Brown County, Indiana, is celebrated for its gorgeous scenery, and its sprinkling of covered bridges. This drive takes you to some of the highlights of the county.
Begin in Columbus, Indiana
Begin in Columbus, which is a city that serves as an open-air architectural museum. Forward thinking civic leaders made incentives for those who were contemplating new buildings, to work with celebrated architects. As a result, they have architecture by many of the best known architects of the later twentieth century, including: I.M. Pei’s public library, Eliel Saarinen’s church, Henry Moore’s Large Arch, Gunnar Birkert’s church, Gunnar Birkert’s school, Eero Saarinen’s bank, Myron Goldsmith’s newspaper office, Dale Chihuly’s Yellow Chandelier and Persians, Jean Tinguley’s Chaos I, Edward Charles Bassett’s City Hall, and Koetter Kim’s Commons.
While in Columbus, enjoy a meal at Amazing Joe’s or Papa’s Grill.
Through Clarksdale, Indiana
Next, head west on IN 46, through the hamlet of Stony Lonesome, which earned the name because of its isolated location and rocky terrain. You will continue through Clarksdale, which was named in honor of the explorer George Rogers Clark. At Gnaw Bone you have a chance to visit the Bear Wallow Distillery, the Brown County Winery, and Brown County Antique Mall. You can count on a good meal at the Gnaw Bone Food & Fuel.
Find Mail Pouch Barns on Your Way to Nashville, Indiana
For Mail Pouch Barn aficionados, there are two old painted Chew Mail Pouch barns in the Nashville area. One is on this drive, on the south side of 46, after Stoney Lonesome but before Clarksdale, about a mile after the North Salem United Methodist Church. It is hard to see when the trees are in full leaf. The other is about five miles west of Nashville, also on 47, on the right side of the highway as you are going southwest. The barn is on a side road (Stray Deer Lane). The Mail Pouch sign faces south. Just the one end has the painted sign, on a black background. Mail Pouch advertising barns have been deemed historic landmarks.
Ramp Creek Covered Bridge
Along your way toward Nashville, or on your way back as you enter Brown County State Park, be sure to see the Ramp Creek Covered Bridge. It was built by Henry Wolf in 1838, and moved to its current location in 1932. It’s the only double tunnel bridge in Indiana (and one of only four in the entire United States). It is also the oldest covered bridge still standing in the state of Indiana. You can find Ramp Creek Covered Bridge at the North Entrance of the Brown County State Park, crossing over Salt Creek.
Visiting Nashville, Indiana
Continue on to Nashville, the heart of Brown County. Begin at the Brown County Convention and Visitors’ Bureau at 10 N Van Buren Street, to get an overview of the county and of Nashville. Great maps and pamphlets are available here.
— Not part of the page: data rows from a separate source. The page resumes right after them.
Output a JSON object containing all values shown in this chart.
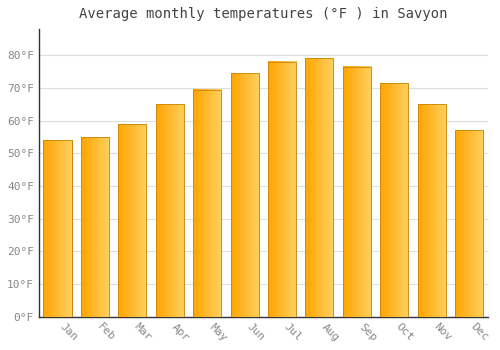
{
  "title": "Average monthly temperatures (°F ) in Savyon",
  "months": [
    "Jan",
    "Feb",
    "Mar",
    "Apr",
    "May",
    "Jun",
    "Jul",
    "Aug",
    "Sep",
    "Oct",
    "Nov",
    "Dec"
  ],
  "values": [
    54,
    55,
    59,
    65,
    69.5,
    74.5,
    78,
    79,
    76.5,
    71.5,
    65,
    57
  ],
  "bar_color_main": "#FFA500",
  "bar_color_light": "#FFD060",
  "bar_edge_color": "#C8860A",
  "ylim": [
    0,
    88
  ],
  "yticks": [
    0,
    10,
    20,
    30,
    40,
    50,
    60,
    70,
    80
  ],
  "ytick_labels": [
    "0°F",
    "10°F",
    "20°F",
    "30°F",
    "40°F",
    "50°F",
    "60°F",
    "70°F",
    "80°F"
  ],
  "background_color": "#FFFFFF",
  "grid_color": "#DDDDDD",
  "title_fontsize": 10,
  "tick_fontsize": 8,
  "font_family": "monospace"
}
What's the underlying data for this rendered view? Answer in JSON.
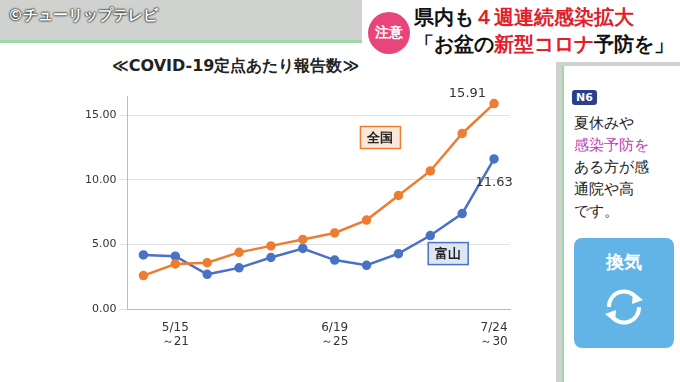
{
  "chart_data": {
    "type": "line",
    "title": "≪COVID-19定点あたり報告数≫",
    "categories": [
      null,
      "5/15\n～21",
      null,
      null,
      null,
      null,
      "6/19\n～25",
      null,
      null,
      null,
      null,
      "7/24\n～30"
    ],
    "series": [
      {
        "name": "全国",
        "color": "#ed7d31",
        "marker": "circle",
        "values": [
          2.6,
          3.5,
          3.6,
          4.4,
          4.9,
          5.4,
          5.9,
          6.9,
          8.8,
          10.7,
          13.6,
          15.91
        ],
        "value_labels": [
          null,
          null,
          null,
          null,
          null,
          null,
          null,
          null,
          null,
          null,
          null,
          "15.91"
        ]
      },
      {
        "name": "富山",
        "color": "#4a72c4",
        "marker": "circle",
        "values": [
          4.2,
          4.1,
          2.7,
          3.2,
          4.0,
          4.7,
          3.8,
          3.4,
          4.3,
          5.7,
          7.4,
          11.63
        ],
        "value_labels": [
          null,
          null,
          null,
          null,
          null,
          null,
          null,
          null,
          null,
          null,
          null,
          "11.63"
        ]
      }
    ],
    "ylim": [
      0,
      16.5
    ],
    "yticks": [
      {
        "value": 0,
        "label": "0.00"
      },
      {
        "value": 5,
        "label": "5.00"
      },
      {
        "value": 10,
        "label": "10.00"
      },
      {
        "value": 15,
        "label": "15.00"
      }
    ],
    "grid": true
  },
  "overlay": {
    "copyright": "©チューリップテレビ",
    "badge": "注意",
    "headline": [
      "県内も",
      "４週連続感染拡大"
    ],
    "subhead": [
      "「お盆の",
      "新型コロナ",
      "予防を」"
    ],
    "logo": "N6",
    "side_text": [
      "夏休みや",
      "感染予防を",
      "ある方が感",
      "通院や高",
      "です。"
    ],
    "button": "換気"
  }
}
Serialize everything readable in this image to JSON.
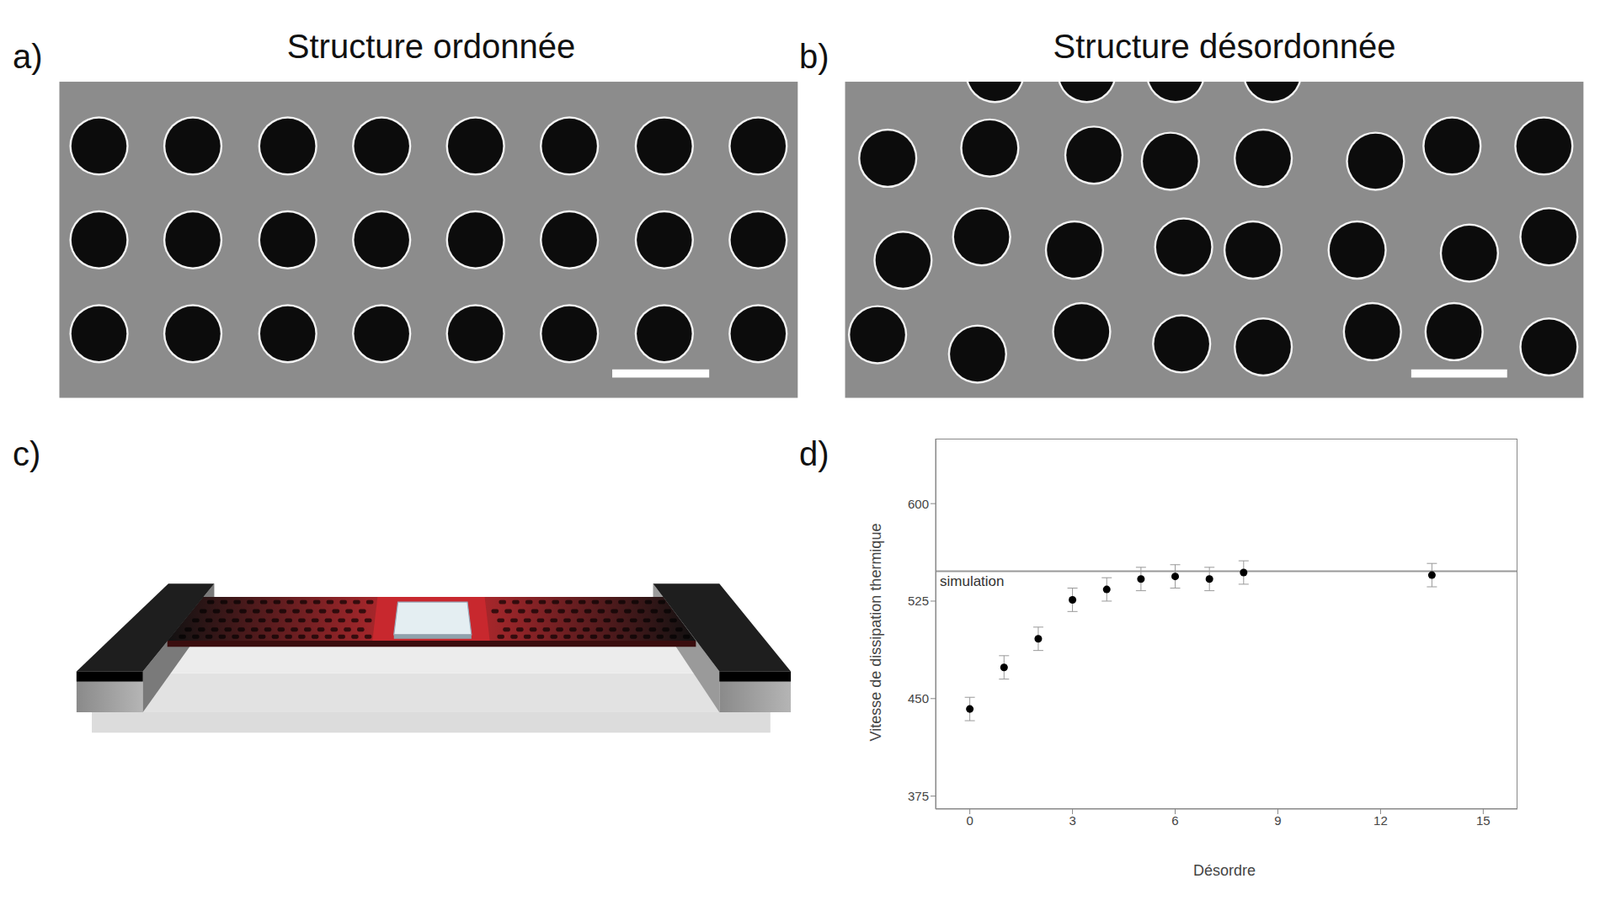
{
  "panels": [
    {
      "label": "a)",
      "title": "Structure ordonnée"
    },
    {
      "label": "b)",
      "title": "Structure désordonnée"
    },
    {
      "label": "c)"
    },
    {
      "label": "d)"
    }
  ],
  "chart_data": {
    "type": "scatter",
    "x": [
      0,
      1,
      2,
      3,
      4,
      5,
      6,
      7,
      8,
      13.5
    ],
    "values": [
      442,
      474,
      496,
      526,
      534,
      542,
      544,
      542,
      547,
      545
    ],
    "errors": [
      9,
      9,
      9,
      9,
      9,
      9,
      9,
      9,
      9,
      9
    ],
    "color": "#000000",
    "marker": "circle",
    "xlabel": "Désordre",
    "ylabel": "Vitesse de dissipation thermique",
    "xlim": [
      -1,
      16
    ],
    "ylim": [
      365,
      650
    ],
    "xticks": [
      0,
      3,
      6,
      9,
      12,
      15
    ],
    "yticks": [
      375,
      450,
      525,
      600
    ],
    "annotations": [
      {
        "text": "simulation",
        "y": 548
      }
    ]
  }
}
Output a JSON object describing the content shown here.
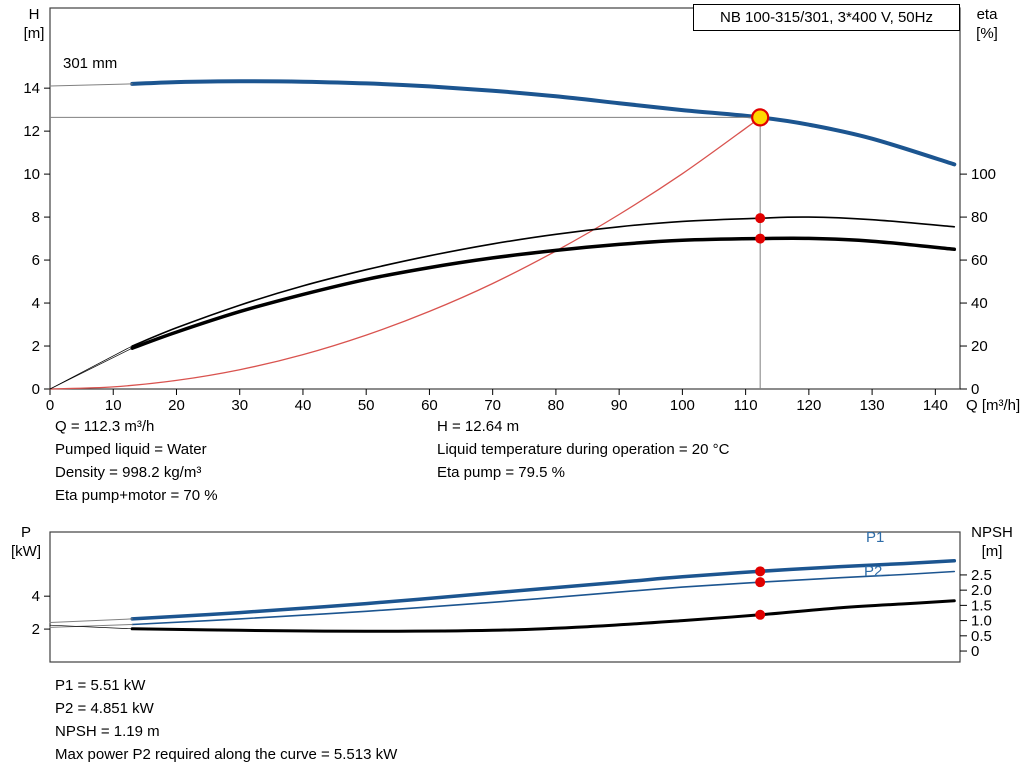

Then explore the shops in this art colony, and visit the quaint Pioneer Museum, to experience Brown County the way it was when the early settlers first arrived. Nashville is the perfect town for strolling or wandering, and there are some great restaurants, such as Hobnob and Bigwoods. For something lighter, try Sweetea’s Tea Shop or Fearrin’s Ice Cream and Yogurt.
To Covered Bridge Road
Take 135 north on a pretty, wooded, winding route to Covered Bridge Road, in order to visit to the Bean Blossom Covered Bridge, which was built by Captain Joseph Balsey in 1880. One of only three Howe Single Through Truss bridges known to still exist, the Bean Blossom formerly was on the main road to Nashville, until State Road 135 bypassed it in 1936. It is open to one-lane traffic that compiles with its clearances: Deck width of 11.8 feet, vertical clearance above deck: 11.5 feet. For country dining, take Gaitsville Road east to The Farmhouse Café and Tea Room.
Brown County State Park
Next, explore the expansive Brown County State Park. The majestic hills of the park are nicknamed the Little Smoky Mountains. Visit the lovely Abe Martin Lodge, drive the Kim Hubbard Ridge, see the hamlet of Maumee, and soak in the scenery, which is especially beautiful when the leaves are changing. A drive through the park is worth the admission price of $7. Take pack a picnic, enjoy the views at the lookouts, relax on one of the hiking trails, go boating or swimming in season. It’s Indiana’s largest State Park.
Other popular outdoor destinations in the Brown County area include Yellowwood State Forest, simply beautiful in the fall whether you drive it or hike it. A bit further south is the Hoosier National Forest, Bluespring Cave with its boat tours, and historic Bedford.